Juan de Velorado, abbot of San Pedro de Cardeña, made an edition of the Crónica from a single manuscript (now BNE, MS 1810) and had it printed at Burgos by Fadrique Alemán de Basilea in 1512. It was reprinted in 1552 and 1593. All three printings coincided with formal requests to have the Cid canonized as a saint.

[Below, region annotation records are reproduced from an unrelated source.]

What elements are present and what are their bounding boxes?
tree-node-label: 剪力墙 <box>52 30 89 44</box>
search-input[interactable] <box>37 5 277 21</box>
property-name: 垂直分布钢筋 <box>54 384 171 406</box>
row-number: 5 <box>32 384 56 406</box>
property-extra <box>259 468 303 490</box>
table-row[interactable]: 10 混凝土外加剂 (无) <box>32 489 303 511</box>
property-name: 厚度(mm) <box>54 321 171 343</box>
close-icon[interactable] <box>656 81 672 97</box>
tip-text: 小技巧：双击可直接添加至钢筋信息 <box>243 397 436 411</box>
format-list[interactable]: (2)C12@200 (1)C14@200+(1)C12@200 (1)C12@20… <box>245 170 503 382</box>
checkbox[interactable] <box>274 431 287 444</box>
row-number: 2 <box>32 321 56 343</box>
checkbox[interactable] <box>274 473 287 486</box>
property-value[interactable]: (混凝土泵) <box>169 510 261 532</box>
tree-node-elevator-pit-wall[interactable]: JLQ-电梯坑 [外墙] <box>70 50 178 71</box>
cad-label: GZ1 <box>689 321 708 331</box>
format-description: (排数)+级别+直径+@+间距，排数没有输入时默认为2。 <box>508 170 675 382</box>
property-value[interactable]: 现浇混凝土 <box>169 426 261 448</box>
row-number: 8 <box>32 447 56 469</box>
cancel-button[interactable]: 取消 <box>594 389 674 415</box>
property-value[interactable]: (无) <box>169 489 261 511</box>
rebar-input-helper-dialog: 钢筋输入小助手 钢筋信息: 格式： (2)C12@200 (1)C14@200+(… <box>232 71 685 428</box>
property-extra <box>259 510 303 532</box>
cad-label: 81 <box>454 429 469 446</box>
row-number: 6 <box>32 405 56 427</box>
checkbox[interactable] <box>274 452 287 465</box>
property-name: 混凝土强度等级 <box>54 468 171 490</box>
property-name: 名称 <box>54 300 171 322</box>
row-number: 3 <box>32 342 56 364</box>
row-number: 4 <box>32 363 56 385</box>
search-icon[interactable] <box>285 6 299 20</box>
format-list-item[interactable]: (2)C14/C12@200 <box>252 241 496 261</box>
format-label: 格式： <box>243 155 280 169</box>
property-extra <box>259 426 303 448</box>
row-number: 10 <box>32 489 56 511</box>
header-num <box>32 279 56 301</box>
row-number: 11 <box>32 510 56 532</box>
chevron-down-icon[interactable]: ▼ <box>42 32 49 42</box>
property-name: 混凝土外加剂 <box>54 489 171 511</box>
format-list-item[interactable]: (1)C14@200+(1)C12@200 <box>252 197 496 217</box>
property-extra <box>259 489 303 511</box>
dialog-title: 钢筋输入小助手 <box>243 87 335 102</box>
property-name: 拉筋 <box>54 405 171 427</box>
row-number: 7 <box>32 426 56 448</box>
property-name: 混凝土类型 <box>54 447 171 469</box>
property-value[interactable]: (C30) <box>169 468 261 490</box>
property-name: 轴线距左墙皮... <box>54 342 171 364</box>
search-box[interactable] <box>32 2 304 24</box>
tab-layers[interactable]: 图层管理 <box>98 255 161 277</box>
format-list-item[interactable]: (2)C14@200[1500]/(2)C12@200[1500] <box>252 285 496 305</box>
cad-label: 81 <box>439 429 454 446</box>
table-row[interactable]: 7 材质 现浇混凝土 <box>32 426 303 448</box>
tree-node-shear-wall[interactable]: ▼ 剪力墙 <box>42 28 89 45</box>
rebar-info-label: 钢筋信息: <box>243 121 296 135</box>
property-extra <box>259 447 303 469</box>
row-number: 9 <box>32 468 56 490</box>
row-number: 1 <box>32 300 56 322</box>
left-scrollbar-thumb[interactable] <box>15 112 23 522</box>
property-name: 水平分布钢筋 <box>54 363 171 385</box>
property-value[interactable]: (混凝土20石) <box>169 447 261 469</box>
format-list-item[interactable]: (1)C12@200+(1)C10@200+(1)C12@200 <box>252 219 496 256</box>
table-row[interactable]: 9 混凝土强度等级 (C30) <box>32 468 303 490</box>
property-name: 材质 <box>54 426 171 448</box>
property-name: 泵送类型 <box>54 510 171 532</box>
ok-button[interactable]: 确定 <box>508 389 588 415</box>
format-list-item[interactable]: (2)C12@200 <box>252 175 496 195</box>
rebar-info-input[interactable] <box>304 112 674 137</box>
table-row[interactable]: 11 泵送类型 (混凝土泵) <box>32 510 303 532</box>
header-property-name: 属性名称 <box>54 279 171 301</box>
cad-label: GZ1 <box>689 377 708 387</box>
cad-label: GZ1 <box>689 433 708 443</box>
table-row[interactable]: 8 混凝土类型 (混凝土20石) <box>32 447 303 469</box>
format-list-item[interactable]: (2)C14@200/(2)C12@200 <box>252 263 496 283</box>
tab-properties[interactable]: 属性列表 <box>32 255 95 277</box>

The Crónica's main text is derived from the first part of the Crónica de los reyes de Castilla (c. 1300) covering the reigns of Ferdinand I through Alfonso VI. Velorado added appendices containing the Cid's genealogy and a description of the tombs of San Pedro, including the Cid's. The texts of two epitaphs, one in Latin and another of epic character in Spanish, are included. The Crónica particular is the earliest source to specify the day of the Cid's death as 10 July, although it gets the year wrong (1098 rather than 1099). It is possible that Velorado had access to a now lost necrology.

In its emphases, the Crónica takes the form of a military treatise imbued with hagiographic overtones by the abbot. The preparation of the 1512 edition may have been inspired by the visit of Prince Ferdinand to the monastery and intended for his moral and knightly education.